LOL, damn thing is too small and I'm not sure why they would put that on such a small frame. I did not watch the entire video, maybe they indicated a reason.


----------



## Drm50 (Dec 26, 2014)

I didn’t waste my time watching it either. That thing is 100% novelty. A useful survival tool it is not. It will fire 3 kinds of ammo. The 45 & 45/70 are only good for gut busting ranges and 410s have no penetration. Only a goof would carry one, You Tube has no shortage of them. They should start a Goof with Guns channel. My grandson is always telling me to watch something on there. Goofs like weird stuff and shotguns. They are constantly launching all sorts of hardware. Anything that will fit the bore.


----------



## TM-1 (Mar 10, 2012)

To me it falls under the category...just because they make it doesn't mean I have to have it.


----------



## shot1buck (Feb 23, 2011)

Wow that is something else! Not sure I’d want to buy it but I’d like to have it.


----------



## Doboy (Oct 13, 2008)

shot1buck said:


> Wow that is something else!" *Not sure I’d want to buy it but I’d like to have it."*



Here's another one, under the 'fun gun' category. Heritage is the SISTER COMPANY to ROSSI?
That makes me wonder if they both use the same manufacturing building?

*" Our sister company Rossi currently makes the Circuit Judge which is a .410/.45 rifle that fits the description of what you are describing in your email. I have a provided a link below to it "
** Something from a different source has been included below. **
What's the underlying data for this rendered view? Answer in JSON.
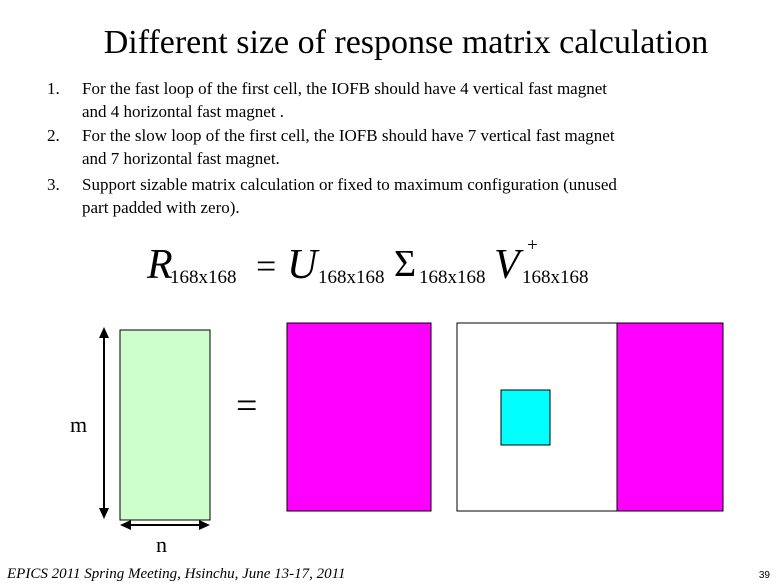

But, if it's labeled 'ROSSI', it will cost you 5x more!?*


.410 lovers,,, *WHAT DO YOU THINK? MSRP $860.22 OUTCH!
Put a HERITAGE Stamp on it,,, cut the price by 4 & I'll buy one. 
It sure is pretty though,,, maybe Santa will place one under my tree!? ;>)*


CIRCUIT JUDGE .45COLT/.410MAG Stainless Steel 18.5" 5 Rounds Brazilian Hardwood (rossiusa.com)


----------



## Drm50 (Dec 26, 2014)

Doboy said:


> Here's another one, under the 'fun gun' category. Heritage is the SISTER COMPANY to ROSSI?
> That makes me wonder if they both use the same manufacturing building?
> 
> *" Our sister company Rossi currently makes the Circuit Judge which is a .410/.45 rifle that fits the description of what you are describing in your email. I have a provided a link below to it "
> ...


Buddies boy won one of these at a gun blast. He bought 20rd box of 45s. We shot gun off rest at paper to sight it. Lost cause. We put up a quart oil bottle at about 25’ and tried out 410. Used 3” #6
loads. It did knock it down but few shot hit and some of those were inside the plastic bottle. My opinion another novelty. We since shot a box of my 45Colt loads. Standard 250g cast bullet, basically factory duplication. Shot 50 and if we hit anything it was accidental. Kid has tried to trade it to me everytime he sees me.


----------